Мистический код, ключ, с помощью которого вскрывался замкнутый круг бытия имярека.
IV. Оборотень
Вадим Земский напился в день похорон Алексея Коренева так, что от многих событий в его памяти остались только неясные миражи, вроде горящей среди густой тьмы тусклой электрической лампочки без абажура, никак не привязанной ни к одному известному ему месту, или случайной фразы, висящей в пространстве без опоры на людей. До этого Земский совершенно не пил четыре месяца, он даже Новый год встречал с соком, и за такой долгий период трезвости будто запамятовал, что случилось с ним во время последнего запоя, так что водка вливалась в него безудержно, а сам он витиевато и в тоже время величественно — такие уж были у него ощущения — вливался в город, в похоронное действо, в людей.
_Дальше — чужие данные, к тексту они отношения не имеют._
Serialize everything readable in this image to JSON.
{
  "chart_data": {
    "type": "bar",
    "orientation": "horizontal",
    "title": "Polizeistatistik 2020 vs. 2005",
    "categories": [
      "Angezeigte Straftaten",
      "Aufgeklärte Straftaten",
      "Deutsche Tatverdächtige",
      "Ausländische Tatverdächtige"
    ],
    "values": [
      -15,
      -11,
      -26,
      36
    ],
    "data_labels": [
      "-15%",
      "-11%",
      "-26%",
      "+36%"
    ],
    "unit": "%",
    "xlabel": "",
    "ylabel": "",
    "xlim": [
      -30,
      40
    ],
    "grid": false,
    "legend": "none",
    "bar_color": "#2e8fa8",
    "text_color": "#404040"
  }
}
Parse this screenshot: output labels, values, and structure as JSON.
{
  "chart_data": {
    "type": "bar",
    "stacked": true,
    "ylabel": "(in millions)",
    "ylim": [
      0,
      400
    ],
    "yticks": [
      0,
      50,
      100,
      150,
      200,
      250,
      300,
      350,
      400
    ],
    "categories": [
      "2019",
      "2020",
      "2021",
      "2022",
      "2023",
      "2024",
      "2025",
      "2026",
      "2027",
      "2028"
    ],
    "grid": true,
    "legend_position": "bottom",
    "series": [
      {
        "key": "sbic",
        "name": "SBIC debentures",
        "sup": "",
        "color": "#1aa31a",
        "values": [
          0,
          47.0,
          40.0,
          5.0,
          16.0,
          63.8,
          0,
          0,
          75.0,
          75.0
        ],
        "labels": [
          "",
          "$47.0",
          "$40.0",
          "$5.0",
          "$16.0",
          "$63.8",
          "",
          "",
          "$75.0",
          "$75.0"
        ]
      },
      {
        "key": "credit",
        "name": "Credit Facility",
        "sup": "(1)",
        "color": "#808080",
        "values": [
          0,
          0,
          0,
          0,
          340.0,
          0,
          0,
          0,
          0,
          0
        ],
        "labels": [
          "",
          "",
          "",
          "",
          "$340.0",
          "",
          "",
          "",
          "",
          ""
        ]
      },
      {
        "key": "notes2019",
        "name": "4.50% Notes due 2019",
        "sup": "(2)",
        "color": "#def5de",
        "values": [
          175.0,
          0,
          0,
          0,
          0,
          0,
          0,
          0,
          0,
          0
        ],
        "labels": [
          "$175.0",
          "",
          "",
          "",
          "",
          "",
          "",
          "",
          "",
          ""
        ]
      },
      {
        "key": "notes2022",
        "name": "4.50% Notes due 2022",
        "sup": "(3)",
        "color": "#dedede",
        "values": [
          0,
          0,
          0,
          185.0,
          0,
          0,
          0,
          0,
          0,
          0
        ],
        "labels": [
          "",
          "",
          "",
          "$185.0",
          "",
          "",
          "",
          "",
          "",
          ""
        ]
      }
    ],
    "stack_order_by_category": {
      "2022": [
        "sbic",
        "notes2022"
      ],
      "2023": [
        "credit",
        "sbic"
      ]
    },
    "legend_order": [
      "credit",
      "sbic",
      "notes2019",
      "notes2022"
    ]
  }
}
Ему казалось, что он своим естеством заполняет пространство, вот уж когда весь мир начинал вращаться вокруг него, и так много важного было передумано в эти часы, и столько важнейшего сказано, что он чувствовал в себе некий пророческий прилив, что-то даже решающее — а ведь возможно, что решающее для всего человечества. Однако в тот момент, когда его довольно грубо затолкали в машину и повезли с кладбища, сознание его совсем померкло и у него на несколько часов образовался полный провал памяти.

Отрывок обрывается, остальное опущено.